Los regímenes vetustos y corroídos pueden caer como consecuencia de un asalto o de un derrumbe por efecto de un asedio (Kapuściński dixit). El primero, sorpresivo e inesperado, puede parecer muy radical pero tiende a ser más incierto a la hora de construir sus resultados El segundo suele producir cambios menos vistosos pero más profundos. Desde el momento de su instauración, el prianismo neoliberal mexicano fue puesto bajo asedio por la izquierda partidista.
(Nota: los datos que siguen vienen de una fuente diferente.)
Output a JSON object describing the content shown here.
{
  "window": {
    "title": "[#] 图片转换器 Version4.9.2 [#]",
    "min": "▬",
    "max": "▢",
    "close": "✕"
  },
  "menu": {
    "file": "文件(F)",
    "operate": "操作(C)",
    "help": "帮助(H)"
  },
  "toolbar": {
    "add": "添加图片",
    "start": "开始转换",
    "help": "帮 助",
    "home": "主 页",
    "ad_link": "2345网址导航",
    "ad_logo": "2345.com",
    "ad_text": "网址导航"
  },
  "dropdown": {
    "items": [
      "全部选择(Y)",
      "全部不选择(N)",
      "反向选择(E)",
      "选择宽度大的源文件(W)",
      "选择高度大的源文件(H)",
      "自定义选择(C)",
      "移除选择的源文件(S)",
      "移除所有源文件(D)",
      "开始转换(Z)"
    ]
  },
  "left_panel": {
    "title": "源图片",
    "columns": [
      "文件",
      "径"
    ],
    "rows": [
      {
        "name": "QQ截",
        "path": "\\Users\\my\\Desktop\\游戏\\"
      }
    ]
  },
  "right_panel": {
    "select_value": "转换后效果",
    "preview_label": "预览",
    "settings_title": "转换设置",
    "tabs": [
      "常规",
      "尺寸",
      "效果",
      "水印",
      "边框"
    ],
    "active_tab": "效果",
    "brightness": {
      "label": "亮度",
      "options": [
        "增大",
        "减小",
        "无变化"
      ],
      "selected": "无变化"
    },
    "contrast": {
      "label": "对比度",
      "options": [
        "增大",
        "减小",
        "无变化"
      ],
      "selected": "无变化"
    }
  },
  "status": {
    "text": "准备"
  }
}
El proceso requirió tres décadas exactas de organización y concientización y en el camino logró avances enormes, como lo fue el arrebatarle el gobierno de la capital a la oligarquía, pero también experimentó severas derrotas, como la pérdida del partido que se había empeñado en construir desde 1989 y que terminó por sucumbir ante sus propias contradicciones y las lógicas corruptoras del régimen; aprendió, a un costo enorme, a operar con las reglas del juego impuestas por el grupo en el poder sin dejarse contaminar por ellas; aprendió a conjugar formas de lucha; aprendió a hacer propaganda en las calles y desde abajo, a contrapelo de un aparato propagandístico aplastante; aprendió a moverse entre los meandros de una legislación electoral hecha para la simulación y la trampa; aprendió a sumar a su causa a los desgajamientos del régimen; aprendió a calcular hasta dónde podía hacer concesiones en aras de objetivos superiores sin desvirtuar su lucha; aprendió, aprendió, aprendió.
La llegada de Trump a la Casa Blanca dejó sin sustento el modelo neoliberal mexicano, que había apostado todas sus cartas a la integración supeditada del país a la potencia del Norte. Huérfana de brújula y con el pastel empequeñecido por el continuado saqueo, la oligarquía dominante fue incapaz de conciliar las diferencias entre sus facciones y llegó a 2018 fragmentada e insustancial. Una sociedad mayoritaria, diversa y pluriclasista, se aglutinó en torno a Morena para protagonizar el último capítulo del asedio.
Será necesario profundizar en el análisis de la política de alianzas y la fase previa de acumulación de fuerzas que modelaron el proyecto hoy gobernante para comprender lo que ha ocurrido el último año: la transición incierta, apacible y larguísima entre el 2 de julio y el primero de diciembre de 2018, el desconcierto generalizado de muchos sectores ante el arranque de la Cuarta Transformación, un desconcierto que cunde en el bando de los derrotados y que se extiende incluso a los simpatizantes del cambio. Sin ese análisis no puede entenderse la significación a largo plazo de los primeros grandes golpes contra las estructuras corruptas de la administración pública, el carácter emancipador de los programas sociales del nuevo gobierno, los ritmos contradictorios a los que avanza la demolición del viejo régimen, la construcción de uno nuevo, los desencuentros reales o aparentes entre la Cuarta Transformación y sus aliados tradicionales y la furiosa campaña de intoxicación de la opinión pública que llevan a cabo los derrotados.
Por lo pronto, el lunes próximo el pueblo se celebrará a sí mismo y acudirá a las plazas públicas para conmemorar el primer aniversario del día en que se levantó en urnas y derrotó a sus opresores.